Ron Shumate

Biographical details
- Born: September 21, 1939 (age 86)

Playing career

Baseball
- 1961: Johnson City Cardinals
- 1964: Winnipeg Goldeyes
- Positions: Third baseman, Second baseman, and outfielder

Coaching career (HC unless noted)

Men's basketball
- 1964–1967: Rockwood HS (TN)
- 1967–1968: Harriman HS (TN)
- 1969–1970: Niceville HS (FL)
- 1970–1972: Chattanooga (assistant)
- 1972–1979: Chattanooga
- 1981–1997: Southeast Missouri State
- 2004–2007: Soddy Daisy HS (TN)

Head coaching record
- Overall: 445–232 (NCAA) 167–75 (high school)

Accomplishments and honors

Championships
- NCAA Division II men's basketball tournament (1977)

Awards
- NABC Division II Coach of the Year (1977)

= Ron Shumate =

American basketball coach

Ronald Earl Shumate (born September 21, 1939) is an American basketball coach who was the head coach of the Chattanooga Mocs men's basketball team from 1972 to 1979 and the Southeast Missouri State Indians men's basketball team from 1981 to 1997.

==Athletics==
Shumate played baseball and basketball at Portsmouth High School and Tennessee Polytechnic Institute.
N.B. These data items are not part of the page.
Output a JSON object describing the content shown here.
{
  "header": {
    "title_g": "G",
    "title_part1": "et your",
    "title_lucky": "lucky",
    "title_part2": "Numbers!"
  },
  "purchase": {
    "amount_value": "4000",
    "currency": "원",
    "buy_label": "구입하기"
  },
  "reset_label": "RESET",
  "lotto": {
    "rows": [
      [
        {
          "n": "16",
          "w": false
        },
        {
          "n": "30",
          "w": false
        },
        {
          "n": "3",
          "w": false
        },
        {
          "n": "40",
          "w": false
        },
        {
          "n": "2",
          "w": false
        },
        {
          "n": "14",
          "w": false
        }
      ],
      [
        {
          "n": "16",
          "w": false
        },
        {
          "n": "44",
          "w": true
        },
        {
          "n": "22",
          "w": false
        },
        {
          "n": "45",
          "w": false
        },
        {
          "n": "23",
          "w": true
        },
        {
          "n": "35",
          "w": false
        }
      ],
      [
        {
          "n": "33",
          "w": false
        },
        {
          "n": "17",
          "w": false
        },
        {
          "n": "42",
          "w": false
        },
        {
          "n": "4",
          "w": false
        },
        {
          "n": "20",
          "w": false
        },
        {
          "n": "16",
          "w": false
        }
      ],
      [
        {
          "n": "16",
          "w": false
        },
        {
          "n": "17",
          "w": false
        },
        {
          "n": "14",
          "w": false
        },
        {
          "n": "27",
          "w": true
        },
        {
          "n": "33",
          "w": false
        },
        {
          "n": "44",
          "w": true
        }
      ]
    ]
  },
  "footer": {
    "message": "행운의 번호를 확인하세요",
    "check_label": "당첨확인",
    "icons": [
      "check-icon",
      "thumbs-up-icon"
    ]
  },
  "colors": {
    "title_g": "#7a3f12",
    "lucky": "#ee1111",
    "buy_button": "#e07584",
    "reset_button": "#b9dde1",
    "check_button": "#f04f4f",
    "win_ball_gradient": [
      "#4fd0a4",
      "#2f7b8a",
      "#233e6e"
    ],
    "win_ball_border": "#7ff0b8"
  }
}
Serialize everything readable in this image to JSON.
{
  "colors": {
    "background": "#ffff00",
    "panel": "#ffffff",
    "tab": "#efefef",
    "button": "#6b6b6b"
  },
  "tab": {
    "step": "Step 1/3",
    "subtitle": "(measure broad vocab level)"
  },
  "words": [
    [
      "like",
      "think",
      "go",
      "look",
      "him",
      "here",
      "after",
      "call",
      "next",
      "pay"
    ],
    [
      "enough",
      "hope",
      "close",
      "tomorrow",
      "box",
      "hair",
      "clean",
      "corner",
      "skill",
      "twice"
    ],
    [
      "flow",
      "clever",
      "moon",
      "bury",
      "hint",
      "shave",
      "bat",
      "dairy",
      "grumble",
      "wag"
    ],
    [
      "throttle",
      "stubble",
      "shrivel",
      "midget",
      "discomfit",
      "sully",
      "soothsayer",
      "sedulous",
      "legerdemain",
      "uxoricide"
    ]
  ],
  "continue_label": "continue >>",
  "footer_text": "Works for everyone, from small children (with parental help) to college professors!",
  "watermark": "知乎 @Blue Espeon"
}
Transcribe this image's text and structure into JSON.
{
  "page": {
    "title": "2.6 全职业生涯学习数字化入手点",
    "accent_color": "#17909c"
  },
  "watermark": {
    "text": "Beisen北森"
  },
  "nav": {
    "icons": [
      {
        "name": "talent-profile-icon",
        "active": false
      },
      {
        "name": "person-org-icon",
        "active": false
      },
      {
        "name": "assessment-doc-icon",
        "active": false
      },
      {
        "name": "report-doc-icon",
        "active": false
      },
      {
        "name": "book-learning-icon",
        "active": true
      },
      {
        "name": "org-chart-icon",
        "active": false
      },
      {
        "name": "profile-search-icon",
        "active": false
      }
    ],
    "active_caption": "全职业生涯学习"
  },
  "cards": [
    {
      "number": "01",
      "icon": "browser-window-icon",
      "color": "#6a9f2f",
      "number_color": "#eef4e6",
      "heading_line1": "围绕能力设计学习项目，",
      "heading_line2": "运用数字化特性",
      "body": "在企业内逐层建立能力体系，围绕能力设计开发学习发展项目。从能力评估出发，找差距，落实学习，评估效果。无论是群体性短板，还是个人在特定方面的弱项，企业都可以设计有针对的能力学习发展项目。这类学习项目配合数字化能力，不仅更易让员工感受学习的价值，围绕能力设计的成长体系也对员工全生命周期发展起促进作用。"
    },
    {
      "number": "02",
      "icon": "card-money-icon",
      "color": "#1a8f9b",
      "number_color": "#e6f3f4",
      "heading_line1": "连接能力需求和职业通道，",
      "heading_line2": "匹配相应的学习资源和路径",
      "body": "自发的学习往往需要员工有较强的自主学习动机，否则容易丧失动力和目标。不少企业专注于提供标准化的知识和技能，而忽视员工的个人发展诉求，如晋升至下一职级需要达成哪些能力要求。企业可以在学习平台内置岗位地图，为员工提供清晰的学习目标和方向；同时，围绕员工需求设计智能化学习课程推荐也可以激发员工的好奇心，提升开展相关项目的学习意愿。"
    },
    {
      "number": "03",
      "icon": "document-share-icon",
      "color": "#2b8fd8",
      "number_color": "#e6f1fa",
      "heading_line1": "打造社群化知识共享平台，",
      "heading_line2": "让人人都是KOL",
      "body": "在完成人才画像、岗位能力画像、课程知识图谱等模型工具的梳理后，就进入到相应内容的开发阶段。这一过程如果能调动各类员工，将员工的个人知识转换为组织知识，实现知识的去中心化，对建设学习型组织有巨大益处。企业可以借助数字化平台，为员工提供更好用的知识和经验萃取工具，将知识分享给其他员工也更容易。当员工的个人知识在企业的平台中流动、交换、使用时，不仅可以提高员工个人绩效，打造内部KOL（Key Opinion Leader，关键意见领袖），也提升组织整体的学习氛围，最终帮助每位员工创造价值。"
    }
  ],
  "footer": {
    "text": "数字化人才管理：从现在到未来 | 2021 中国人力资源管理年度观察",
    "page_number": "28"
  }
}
In 1961, he played for the Johnson City Cardinals of the Appalachian League. In 54 games, he batted .322 with five home runs and 32 RBIs. He then spent two years in the United States Navy. In 1964, he appeared in 16 games for the Winnipeg Goldeyes, a minor league affiliate of the St. Louis Cardinals. He batted .077 with 2 stolen bases.

==Coaching==
Shumate began his coaching career at Rockwood High School in Rockwood, Tennessee. In three seasons, his teams compiled a 71–19 record. He then moved to nearby Harriman High School, where he had a 10–16 record in his only season as head coach. Shumate returned to Tennessee Tech to earn his master's degree, then resumed his coaching career at Niceville High School in Niceville, Florida in 1969. His assistant was future college basketball head coach Cliff Ellis.

In 1970, Shumate became an assistant to Leon Ford at Chattanooga. He was promoted to head coach in 1972. Over seven seasons, Shumate's teams had an 139–61 record and appeared in the NCAA Division II men's basketball tournament four times. Chattanooga was runner-up in the 1976 NCAA Division II basketball tournament and won the 1977 NCAA Division II basketball tournament. He was named NABC Division II Coach of the Year in 1977. In 1977, Chattanooga moved from Division II to Division I. Shumate resigned in 1979, citing mental and physical exhaustion. His 139 wins rank third all-time at Chattanooga and his .695 winning percentage is second only to Murray Arnold.

Shumate returned to coaching in 1981 as the head coach at Southeast Missouri State. He led SEMO to seven Mid-America Intercollegiate Athletics Association championships (1982, 1983, 1985, 1986, 1988, 1989, and 1990) and two appearances in the NCAA Division II national championship game (1986 and 1989). In 1988, Shumate was named NCAA Division II National Coach of the Year by Basketball Times. In 1991, SEMO moved from Division II to Division I. The Indians struggled at the Division I level, going 71–95 in their first six seasons. Shumate was fired on May 15, 1997, amid an NCAA investigation. Shumate is the winningest men's basketball coach in SEMO history with an overall record of 306–171.

Shumate remained out of coaching until 2004, when he became the head boy's basketball coach at Soddy Daisy High School in Soddy-Daisy, Tennessee. He amassed a 57–36 record over three seasons before retiring.